Thanks for the reply. . 
i just wanted to no whats it like living out t here and is it hard to find jobs etc etc? 
at the moment im a semi qualifed electrican and i work for a drainage company in the uk ...


----------



## AradippouTales (Jan 27, 2010)

C.Feherty said:


> Thanks for the reply. .
> i just wanted to no whats it like living out t here and is it hard to find jobs etc etc?
> at the moment im a semi qualifed electrican and i work for a drainage company in the uk ...



Almost certainly harder than it used to be, yes.
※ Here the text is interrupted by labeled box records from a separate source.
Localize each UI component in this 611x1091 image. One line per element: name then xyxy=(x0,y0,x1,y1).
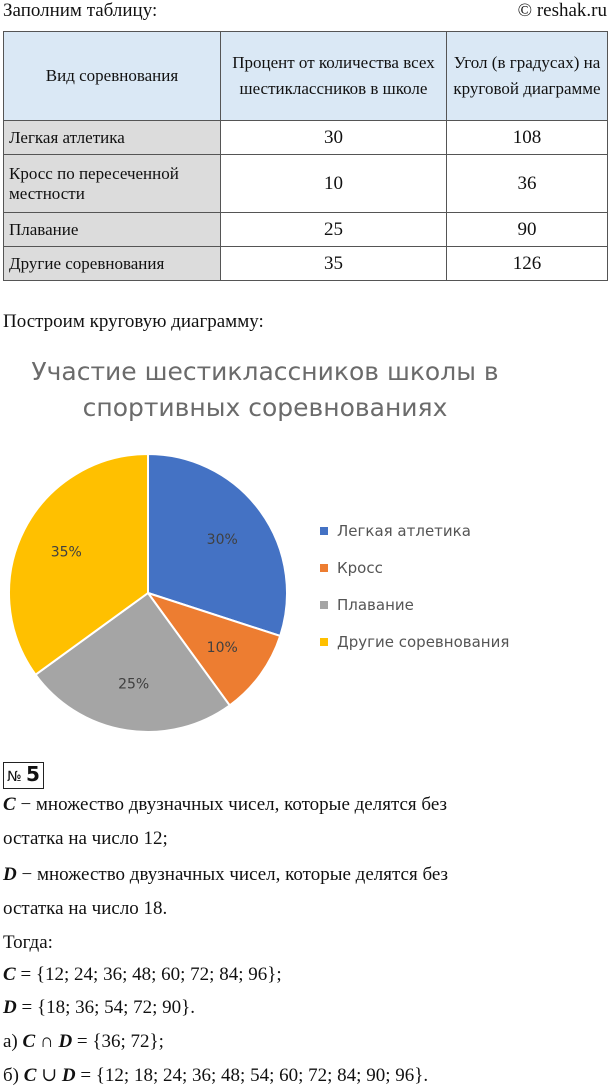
legend-item: Плавание xyxy=(320,586,509,623)
pie-data-label: 25% xyxy=(118,677,149,693)
legend-label: Другие соревнования xyxy=(337,632,510,651)
data-table: Вид соревнования Процент от количества в… xyxy=(3,31,609,281)
legend-label: Легкая атлетика xyxy=(337,521,471,540)
cell-percent: 10 xyxy=(220,154,447,213)
pie-slice-cross xyxy=(145,591,282,707)
intro-text: Заполним таблицу: xyxy=(3,0,158,21)
pie-slice-swimming xyxy=(34,591,232,733)
pie-chart: 30% 10% 25% 35% xyxy=(8,452,288,733)
cell-percent: 25 xyxy=(220,212,447,247)
then-text: Тогда: xyxy=(3,932,53,953)
cell-percent: 35 xyxy=(220,246,447,281)
pie-data-label: 35% xyxy=(51,544,82,560)
legend-item: Кросс xyxy=(320,549,509,586)
item-label-a: а) xyxy=(3,1031,23,1052)
intersection-line: а) C ∩ D = {36; 72}; xyxy=(3,1031,164,1053)
d-def-text: − множество двузначных чисел, которые де… xyxy=(16,864,449,885)
union-line: б) C ∪ D = {12; 18; 24; 36; 48; 54; 60; … xyxy=(3,1064,428,1087)
chart-legend: Легкая атлетика Кросс Плавание Другие со… xyxy=(320,512,509,660)
chart-lead-text: Построим круговую диаграмму: xyxy=(3,311,264,332)
legend-item: Легкая атлетика xyxy=(320,512,509,549)
number-sign: № xyxy=(7,769,22,785)
item-label-b: б) xyxy=(3,1065,24,1086)
table-row: Кросс по пересеченной местности 10 36 xyxy=(3,154,609,213)
op-intersection: ∩ xyxy=(35,1031,59,1052)
var-d: D xyxy=(3,864,17,885)
op-union: ∪ xyxy=(36,1065,62,1086)
cell-percent: 30 xyxy=(220,120,447,155)
d-set: = {18; 36; 54; 72; 90}. xyxy=(16,997,196,1018)
cell-angle: 90 xyxy=(445,212,609,247)
c-definition-cont: остатка на число 12; xyxy=(3,828,168,849)
cell-angle: 36 xyxy=(445,154,609,213)
d-definition: D − множество двузначных чисел, которые … xyxy=(3,864,448,886)
table-row: Плавание 25 90 xyxy=(3,212,609,247)
cell-name: Легкая атлетика xyxy=(3,120,221,155)
d-definition-cont: остатка на число 18. xyxy=(3,898,168,919)
legend-label: Кросс xyxy=(337,558,383,577)
pie-slice-other xyxy=(8,452,149,677)
var-d: D xyxy=(58,1031,73,1052)
cell-name: Кросс по пересеченной местности xyxy=(3,154,221,213)
chart-title: Участие шестиклассников школы в спортивн… xyxy=(31,357,499,422)
table-header-row: Вид соревнования Процент от количества в… xyxy=(3,31,609,121)
pie-data-label: 10% xyxy=(207,640,238,656)
task-number: 5 xyxy=(26,762,40,786)
cell-name: Другие соревнования xyxy=(3,246,221,281)
union-result: = {12; 18; 24; 36; 48; 54; 60; 72; 84; 9… xyxy=(75,1065,429,1086)
intersection-result: = {36; 72}; xyxy=(72,1031,164,1052)
header-cell: Вид соревнования xyxy=(3,31,221,121)
d-set-line: D = {18; 36; 54; 72; 90}. xyxy=(3,997,195,1019)
var-c: C xyxy=(3,794,16,815)
c-def-text: − множество двузначных чисел, которые де… xyxy=(15,794,447,815)
legend-swatch xyxy=(320,637,328,646)
legend-swatch xyxy=(320,526,328,535)
table-row: Легкая атлетика 30 108 xyxy=(3,120,609,155)
var-d: D xyxy=(3,997,17,1018)
var-c: C xyxy=(3,964,16,985)
var-c: C xyxy=(22,1031,36,1052)
legend-swatch xyxy=(320,563,328,572)
c-definition: C − множество двузначных чисел, которые … xyxy=(3,794,447,816)
table-row: Другие соревнования 35 126 xyxy=(3,246,609,281)
legend-label: Плавание xyxy=(337,595,414,614)
pie-slice-athletics xyxy=(147,452,288,638)
c-set-line: C = {12; 24; 36; 48; 60; 72; 84; 96}; xyxy=(3,964,282,986)
header-cell: Угол (в градусах) на круговой диаграмме xyxy=(445,31,609,121)
var-d: D xyxy=(61,1065,76,1086)
site-watermark[interactable]: © reshak.ru xyxy=(517,0,607,21)
task-number-badge: № 5 xyxy=(3,762,44,789)
cell-name: Плавание xyxy=(3,212,221,247)
c-set: = {12; 24; 36; 48; 60; 72; 84; 96}; xyxy=(15,964,282,985)
legend-item: Другие соревнования xyxy=(320,623,509,660)
cell-angle: 108 xyxy=(445,120,609,155)
pie-data-label: 30% xyxy=(207,532,238,548)
header-cell: Процент от количества всех шестиклассник… xyxy=(220,31,447,121)
legend-swatch xyxy=(320,600,328,609)
var-c: C xyxy=(23,1065,37,1086)
cell-angle: 126 xyxy=(445,246,609,281)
The economy is suffering and people are spending a little less than they used to which means there's less money about generally. But, if you're not supporting a family and you've got somewhere reasonably priced to stay then presumably you can afford to take a while to find a job?

Best of luck with things,
Mands


----------



## C.Feherty (May 15, 2010)

Okay sorry for the no reply things have changed for me over here in the uk 

Right im almost certian i want to move over ..

im coming in 3 weeks for a holiday for 2 weeks so im going to do some looking around ..

1 of the things that has changed for me here in i am now working for a Drainage Company 
wich we do prevented maintence on resturants etc etc and work for coffe shops also do drain jetting... 
is there any of this type in the paphos or polis area? 

also 
if i was to drive out there if i was a resident whats the age ?


----------



## Veronica (Apr 5, 2008)

C.Feherty said:


> Okay sorry for the no reply things have changed for me over here in the uk
> 
> Right im almost certian i want to move over ..
> 
> ...


I believe the legal age for driving is 17 so you are Ok for that but probably wouldn't be able to hire a car as most hire companies insist on 25 years min.
There are companies in the Paphos are who do drains so you might be able to get a job with one of them.


----------



## Veronica (Apr 5, 2008)

Take a look at this company, they are well known here



Drain Tech Cyprus - Home


----------



## C.Feherty (May 15, 2010)

Thanks what do uthink is he best way to apply tonthe company I love my job and would love to bring it out there


----------